Process: “a series of actions or events performed to make something or achieve a particular result, or a series of changes that happen naturally” Source: Cambridge Dictionary
When used correctly, process modelling is an invaluable activity, and along with process maps can be a powerful way of communicating of what is happening or should happen. At its simplest it helps us to decompose a process into a sequence of steps, with a defined start and end, and understand the various events that trigger specific actions. They can also help us to identify the users (‘actors’) and what their involvement is.
This provides the basis for analysis and optimization.
However, it can be easy to fall down the path of over-complication, especially when it comes to drawing up a process. Meaning that instead of being helpful, they can be time consuming and not fit for purpose.
Therefore, here are my set of 10 principles for working with processes, whether that be through a discovery activity to define an ‘as-is’ or through a design phase to build up a set of potential ‘to-be’ processes.
- Understand the purpose and why, before anything else — what are the models going to be used for? Is it to share with others to seek a consenus view on how something works? Is it to enable you to perform analysis activities off the back of? Is it to identify to a list of users (‘actors’) in an existing process?
- Consider your audience, and use notation frameworks sparingly. Notation frameworks such as UML and BPMN, can be helpful in the right circumstances. Especially as a ‘behind the scenes’ analytical aid. But, bear in mind, they often confuse many who haven’t had the same training.
- Focus on ‘just enough’, don’t let perfection be the enemy of good. Low-fi is generally fine, share early. Iterative process modelling is often the best form.
- Think about accessibility, when sharing process maps—not everyone may have a Visio or Lucid license. Consider the best tool so that everyone who needs to access it, can access it. If in doubt, export it as a PDF before sharing.
- Levels, know when you need them and when you don’t — you don’t need to model every level every time. However, you may need to understand something at a higher level first, before you can break it down further. All goes back to the purpose!
- Beware relying on previously documented processes — Beware of re-using or relying on the information in a previously modelled processes unless you have a robust process library, that is regularly maintained and with stringent change control. Processes have a shelf life!
- Consider sample size, like you would with any other type of research — there are documented processes, and then there are workarounds that users and customer actually do. Not everyone may approach or engage with it in the same way, so consider how many people you should speak to, in the same way you would with any other type of research activity.
- Talk to users who ‘do’ the process, not just the person who ‘owns’ the process. Expectations vs reality are often very different.
- Obsess over the events that trigger a process. They might be automated, such as triggered at a set time or upon a specific action being completed. They could be manual, triggered by an interaction from a user. Whatever, they are — invest time in understanding what they are, how they work and assess whether they’re helpful.
- Reference your contributors — its theirs, not yours — whether they’ve helped you to to understand how a current process works, or if they’ve been involved in designing an improved or new process. Not only is it polite, to reference those who you’ve collaborated with along the way, it‘s a helpful record when looking back. It may also prompt others, to suggest additional people who should be involved.

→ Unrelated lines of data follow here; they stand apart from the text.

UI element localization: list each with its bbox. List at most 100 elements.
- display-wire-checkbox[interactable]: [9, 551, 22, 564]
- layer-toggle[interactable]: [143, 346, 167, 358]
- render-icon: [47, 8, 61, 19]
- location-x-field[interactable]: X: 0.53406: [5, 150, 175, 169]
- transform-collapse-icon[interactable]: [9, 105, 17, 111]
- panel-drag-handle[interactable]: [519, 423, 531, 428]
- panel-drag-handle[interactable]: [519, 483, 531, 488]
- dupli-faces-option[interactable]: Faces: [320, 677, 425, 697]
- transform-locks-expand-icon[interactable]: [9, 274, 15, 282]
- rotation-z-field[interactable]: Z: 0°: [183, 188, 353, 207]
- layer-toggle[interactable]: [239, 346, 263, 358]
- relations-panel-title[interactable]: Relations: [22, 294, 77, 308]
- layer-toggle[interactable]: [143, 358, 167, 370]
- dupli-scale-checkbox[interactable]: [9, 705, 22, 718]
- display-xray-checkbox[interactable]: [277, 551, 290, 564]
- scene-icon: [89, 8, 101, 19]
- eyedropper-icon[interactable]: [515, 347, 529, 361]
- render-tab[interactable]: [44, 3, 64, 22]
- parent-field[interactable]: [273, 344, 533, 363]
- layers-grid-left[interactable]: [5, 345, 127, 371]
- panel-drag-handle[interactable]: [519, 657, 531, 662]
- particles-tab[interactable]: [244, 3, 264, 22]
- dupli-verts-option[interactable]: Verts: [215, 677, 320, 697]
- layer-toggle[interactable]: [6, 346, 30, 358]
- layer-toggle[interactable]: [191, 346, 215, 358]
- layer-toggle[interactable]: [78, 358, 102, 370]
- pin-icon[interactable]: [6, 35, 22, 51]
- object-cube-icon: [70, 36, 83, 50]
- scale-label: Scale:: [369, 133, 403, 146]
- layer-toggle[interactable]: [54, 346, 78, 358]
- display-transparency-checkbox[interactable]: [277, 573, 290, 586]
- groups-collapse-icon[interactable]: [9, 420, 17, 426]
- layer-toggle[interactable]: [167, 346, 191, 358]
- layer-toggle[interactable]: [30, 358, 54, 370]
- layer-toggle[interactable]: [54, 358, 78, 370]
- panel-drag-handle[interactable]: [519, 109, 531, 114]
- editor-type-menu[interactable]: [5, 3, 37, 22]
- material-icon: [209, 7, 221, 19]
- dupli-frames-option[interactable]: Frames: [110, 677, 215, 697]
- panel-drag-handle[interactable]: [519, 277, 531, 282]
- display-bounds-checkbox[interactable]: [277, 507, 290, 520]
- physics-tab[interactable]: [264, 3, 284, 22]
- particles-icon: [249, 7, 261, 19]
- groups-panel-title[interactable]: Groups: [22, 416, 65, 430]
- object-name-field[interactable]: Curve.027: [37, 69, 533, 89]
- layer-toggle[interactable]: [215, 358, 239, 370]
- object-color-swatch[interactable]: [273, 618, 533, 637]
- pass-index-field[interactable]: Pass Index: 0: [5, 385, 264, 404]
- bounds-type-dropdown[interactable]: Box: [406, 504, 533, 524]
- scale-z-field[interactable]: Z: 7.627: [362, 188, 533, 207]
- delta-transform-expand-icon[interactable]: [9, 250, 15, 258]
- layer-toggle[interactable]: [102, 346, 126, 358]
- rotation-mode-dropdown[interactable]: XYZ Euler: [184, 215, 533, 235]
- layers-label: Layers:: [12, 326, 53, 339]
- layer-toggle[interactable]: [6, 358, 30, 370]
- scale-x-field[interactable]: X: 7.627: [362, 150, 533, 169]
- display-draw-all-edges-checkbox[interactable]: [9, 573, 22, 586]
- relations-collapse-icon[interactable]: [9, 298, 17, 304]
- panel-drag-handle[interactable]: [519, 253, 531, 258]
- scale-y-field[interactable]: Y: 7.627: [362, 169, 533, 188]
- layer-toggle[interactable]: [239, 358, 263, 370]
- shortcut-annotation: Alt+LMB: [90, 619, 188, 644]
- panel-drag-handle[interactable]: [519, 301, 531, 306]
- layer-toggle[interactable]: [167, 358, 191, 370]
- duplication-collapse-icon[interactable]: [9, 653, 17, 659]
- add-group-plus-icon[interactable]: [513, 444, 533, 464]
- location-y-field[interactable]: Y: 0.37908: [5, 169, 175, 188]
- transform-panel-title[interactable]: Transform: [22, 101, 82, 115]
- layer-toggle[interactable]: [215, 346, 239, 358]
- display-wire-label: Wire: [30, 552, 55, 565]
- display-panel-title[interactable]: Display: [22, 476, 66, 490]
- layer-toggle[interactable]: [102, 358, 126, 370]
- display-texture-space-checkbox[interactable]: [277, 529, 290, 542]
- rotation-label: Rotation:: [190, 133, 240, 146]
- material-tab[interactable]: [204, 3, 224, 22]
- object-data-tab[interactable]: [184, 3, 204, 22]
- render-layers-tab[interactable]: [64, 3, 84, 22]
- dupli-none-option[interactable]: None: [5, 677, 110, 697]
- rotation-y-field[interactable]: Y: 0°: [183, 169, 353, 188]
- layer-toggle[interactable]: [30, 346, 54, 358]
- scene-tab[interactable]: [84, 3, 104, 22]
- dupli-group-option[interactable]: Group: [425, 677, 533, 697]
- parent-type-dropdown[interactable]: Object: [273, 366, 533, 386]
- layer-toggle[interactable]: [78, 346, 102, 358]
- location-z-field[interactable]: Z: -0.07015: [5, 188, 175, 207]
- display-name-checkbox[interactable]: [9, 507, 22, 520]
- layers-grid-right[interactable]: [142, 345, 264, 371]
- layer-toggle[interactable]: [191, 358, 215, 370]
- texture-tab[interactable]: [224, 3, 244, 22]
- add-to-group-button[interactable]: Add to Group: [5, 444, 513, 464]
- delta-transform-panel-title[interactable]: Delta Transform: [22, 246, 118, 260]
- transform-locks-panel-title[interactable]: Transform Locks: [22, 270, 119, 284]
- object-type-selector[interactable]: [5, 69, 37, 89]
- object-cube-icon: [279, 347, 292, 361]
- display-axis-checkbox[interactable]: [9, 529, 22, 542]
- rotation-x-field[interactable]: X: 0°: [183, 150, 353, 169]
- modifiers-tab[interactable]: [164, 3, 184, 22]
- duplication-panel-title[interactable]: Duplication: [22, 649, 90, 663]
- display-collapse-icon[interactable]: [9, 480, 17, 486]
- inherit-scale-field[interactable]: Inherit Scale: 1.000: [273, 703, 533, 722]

Lastly, remember processes are different to customer journey maps, service maps, business capabilities. Don’t be fooled into thinking that you don’t need to understand processes, if you have a good grasp on the customer journey or business capabilities. They provide different thinking and perspectives, and will uncover different information. Especially in discovery settings, processes are the closest you can get to understanding what is actually happening for all users involved. They also consider both visible and invisible triggers and events.